Your business is doing well enough that you are ready to begin expanding your staff. This is a difficult decision because more people on board means you have to rely on others, delegate duties and promote your workers. However, if you want your business to grow, you have to place a certain amount of trust in employees.
Perhaps your biggest concern with hiring new employees is that you've spent so much time developing your product or service, and now you worry that an employee will take company secrets and expose them to your business competitors. Creating non-compete agreements to include in your employment contracts may be your best solution.
Will it hold up in court?
When you hire a new employee, you can request that he or she sign an agreement promising not to work for your competitors. The objective is to prevent former employees from taking your trade secrets to other businesses or from starting their own companies using processes you developed.
The legal validity of any contract is essential.
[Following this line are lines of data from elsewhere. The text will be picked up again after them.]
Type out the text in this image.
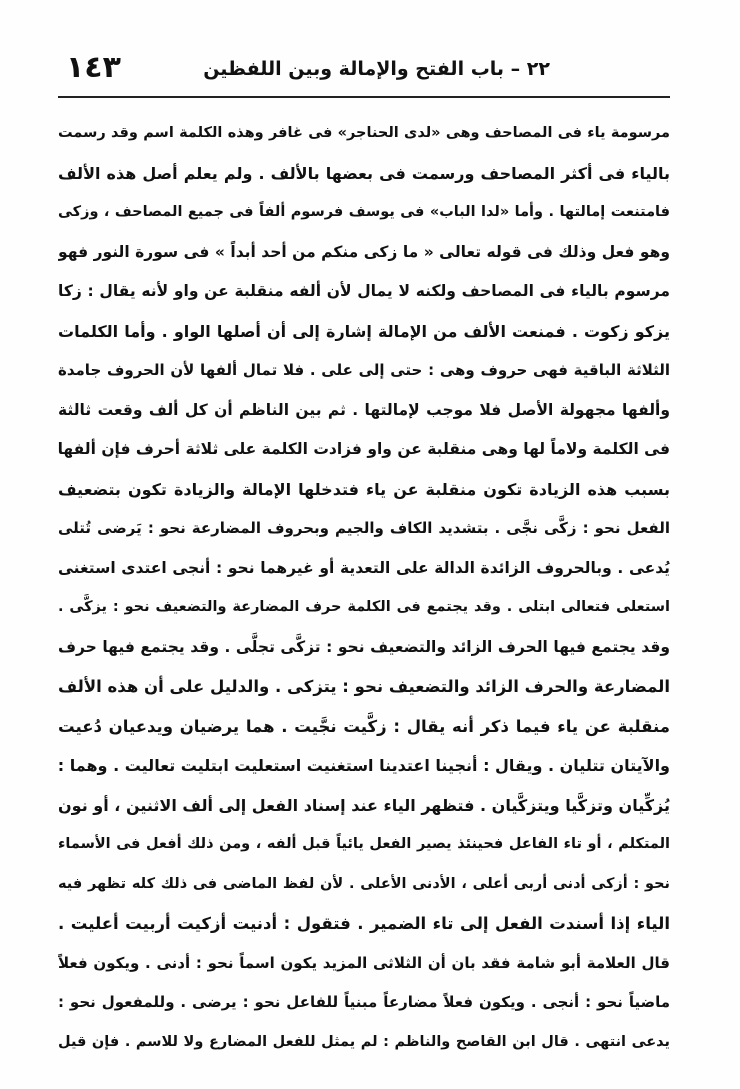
٢٢ – باب الفتح والإمالة وبين اللفظين
١٤٣
مرسومة ياء فى المصاحف وهى «لدى الحناجر» فى غافر وهذه الكلمة اسم وقد رسمت
بالياء فى أكثر المصاحف ورسمت فى بعضها بالألف . ولم يعلم أصل هذه الألف
فامتنعت إمالتها . وأما «لدا الباب» فى يوسف فرسوم ألفاً فى جميع المصاحف ، وزكى
وهو فعل وذلك فى قوله تعالى « ما زكى منكم من أحد أبداً » فى سورة النور فهو
مرسوم بالياء فى المصاحف ولكنه لا يمال لأن ألفه منقلبة عن واو لأنه يقال : زكا
يزكو زكوت . فمنعت الألف من الإمالة إشارة إلى أن أصلها الواو . وأما الكلمات
الثلاثة الباقية فهى حروف وهى : حتى إلى على . فلا تمال ألفها لأن الحروف جامدة
وألفها مجهولة الأصل فلا موجب لإمالتها . ثم بين الناظم أن كل ألف وقعت ثالثة
فى الكلمة ولاماً لها وهى منقلبة عن واو فزادت الكلمة على ثلاثة أحرف فإن ألفها
بسبب هذه الزيادة تكون منقلبة عن ياء فتدخلها الإمالة والزيادة تكون بتضعيف
الفعل نحو : زكَّى نجَّى . بتشديد الكاف والجيم وبحروف المضارعة نحو : يَرضى تُتلى
يُدعى . وبالحروف الزائدة الدالة على التعدية أو غيرهما نحو : أنجى اعتدى استغنى
استعلى فتعالى ابتلى . وقد يجتمع فى الكلمة حرف المضارعة والتضعيف نحو : يزكَّى .
وقد يجتمع فيها الحرف الزائد والتضعيف نحو : تزكَّى تجلَّى . وقد يجتمع فيها حرف
المضارعة والحرف الزائد والتضعيف نحو : يتزكى . والدليل على أن هذه الألف
منقلبة عن ياء فيما ذكر أنه يقال : زكَّيت نجَّيت . هما يرضيان ويدعيان دُعيت
والآيتان تتليان . ويقال : أنجينا اعتدينا استغنيت استعليت ابتليت تعاليت . وهما :
يُزكِّيان وتزكَّيا ويتزكَّيان . فتظهر الياء عند إسناد الفعل إلى ألف الاثنين ، أو نون
المتكلم ، أو تاء الفاعل فحينئذ يصير الفعل يائياً قبل ألفه ، ومن ذلك أفعل فى الأسماء
نحو : أزكى أدنى أربى أعلى ، الأدنى الأعلى . لأن لفظ الماضى فى ذلك كله تظهر فيه
الياء إذا أسندت الفعل إلى تاء الضمير . فتقول : أدنيت أزكيت أربيت أعليت .
قال العلامة أبو شامة فقد بان أن الثلاثى المزيد يكون اسماً نحو : أدنى . ويكون فعلاً
ماضياً نحو : أنجى . ويكون فعلاً مضارعاً مبنياً للفاعل نحو : يرضى . وللمفعول نحو :
يدعى انتهى . قال ابن القاصح والناظم : لم يمثل للفعل المضارع ولا للاسم . فإن قيل
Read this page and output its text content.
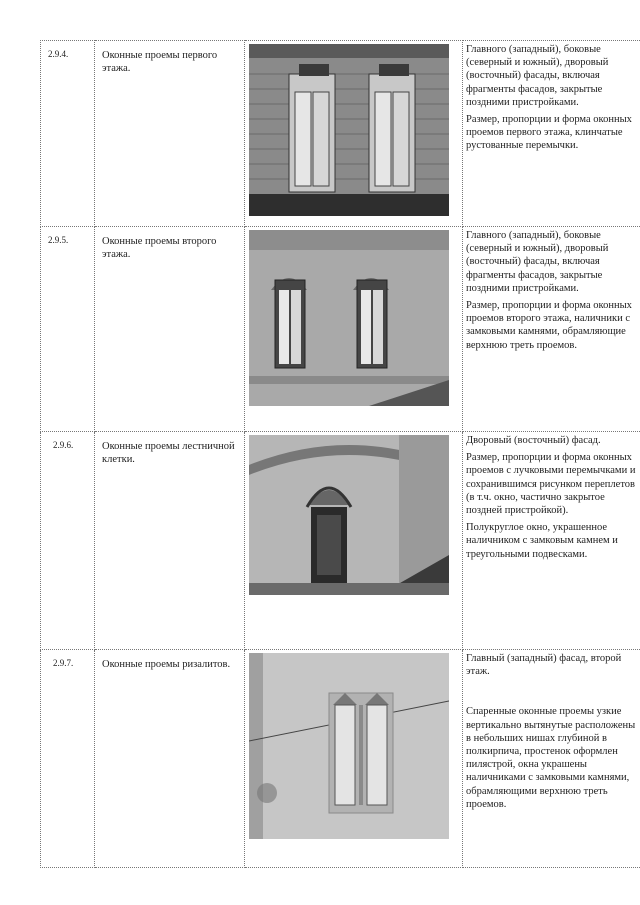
2.9.4.	Оконные проемы первого этажа.		Главного (западный), боковые (северный и южный), дворовый (восточный) фасады, включая фрагменты фасадов, закрытые поздними пристройками.

Размер, пропорции и форма оконных проемов первого этажа, клинчатые рустованные перемычки.

2.9.5.	Оконные проемы второго этажа.		Главного (западный), боковые (северный и южный), дворовый (восточный) фасады, включая фрагменты фасадов, закрытые поздними пристройками.

Размер, пропорции и форма оконных проемов второго этажа, наличники с замковыми камнями, обрамляющие верхнюю треть проемов.

2.9.6.	Оконные проемы лестничной клетки.		Дворовый (восточный) фасад.

Размер, пропорции и форма оконных проемов с лучковыми перемычками и сохранившимся рисунком переплетов (в т.ч. окно, частично закрытое поздней пристройкой).

Полукруглое окно, украшенное наличником с замковым камнем и треугольными подвесками.

2.9.7.	Оконные проемы ризалитов.		Главный (западный) фасад, второй этаж.

Спаренные оконные проемы узкие вертикально вытянутые расположены в небольших нишах глубиной в полкирпича, простенок оформлен пилястрой, окна украшены наличниками с замковыми камнями, обрамляющими верхнюю треть проемов.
After all, the whole purpose of any contract is to prove that an agreement exists in the event of a dispute. If your employment contract contains a non-compete agreement, it must remain within the boundaries of the law.
Obviously, you aren't going to demand your employee's first-born child or require a worker to leave the country if they quit. Nevertheless, there are certain lines the law will not allow you to cross when drafting a non-compete agreement. For example:
- You can't indefinitely prohibit an employee from working in your trade. The more reasonable the time limit you place on your employee (for example, three years), the more likely a court will uphold your contract.
- You can't place unlimited geographic restrictions on your employee. Depending on the type of company you run, the court will determine what is a reasonable distance for your former employee to seek similar work. Your contract may specify a certain number of miles, but it isn't likely that a court will agree to prohibiting your employee from seeking work in the entire state of Texas.
- You can't forbid an employee from making a living using his or her skills or training. By limiting the agreement to a particular activity within your industry, you will probably find the court more agreeable to your terms.
- You must have a legitimate interest to protect. If your employee gained skills, knowledge or relationships with customers exclusively through your business, you may have a valid non-compete contract.
Since non-compete contracts come under intense scrutiny in a court of law, you will have a decided advantage if you have the advice and guidance of a business and employment law attorney as you draft your agreement.